While I'm wary (to put it mildly) of throwing around trite phrases like "breakout artist" and "hot new cartoonist," it sure seems like Sam Alden has a certain enthusiasm building around him in indie circles. Reading Wicked Chicken Queen, it's not hard to see why. Whatever your initial reaction might be on glancing at that title, I can tell you I didn't expect anything nearly as graceful, thoughtful and moving as this comic turned out to be.

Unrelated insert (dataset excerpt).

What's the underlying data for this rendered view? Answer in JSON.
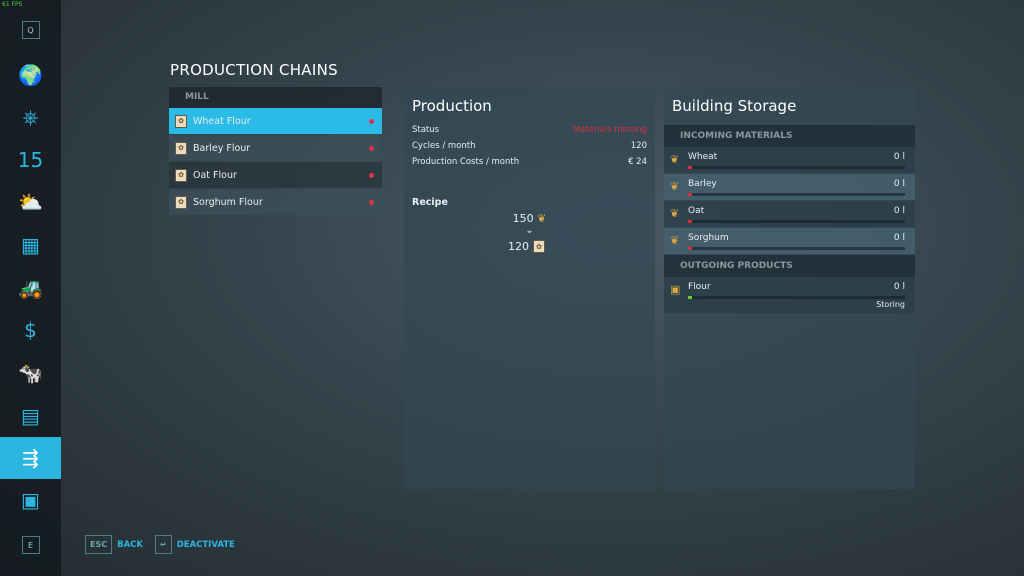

Ostensibly a folk tale, Wicked Chicken Queen tells the story of an island community made of people with eyeballs for heads (sort of). A mysterious egg is found, and the chick inside is raised by the king to become the next ruler. Generations pass and the queen fowl is forgotten, only to return once more, angry and horrible. But in her wake, a sorrow and grief is revealed.

But Alden's art is the real draw here. Eschewing panels, and seemingly drawing upon medieval manuscripts and Native American art by way of Joan Miro (or perhaps Hieronymus Bosch), Alden creates these fantastic full-page tableaus, where characters and landscapes of various sizes overlap and crisscross each other in crazy-quilt fashion, shifting between cartoonish approximations and hyper-realized detail.

Unconventional in both structure and story, Chicken Queen is nonetheless a surprisingly touching comic that shows Alden is worthy of at least some of all that enthusiasm.

Wicked Chicken Queen by Sam Alden, Retrofit Comics, 24 pages, $5.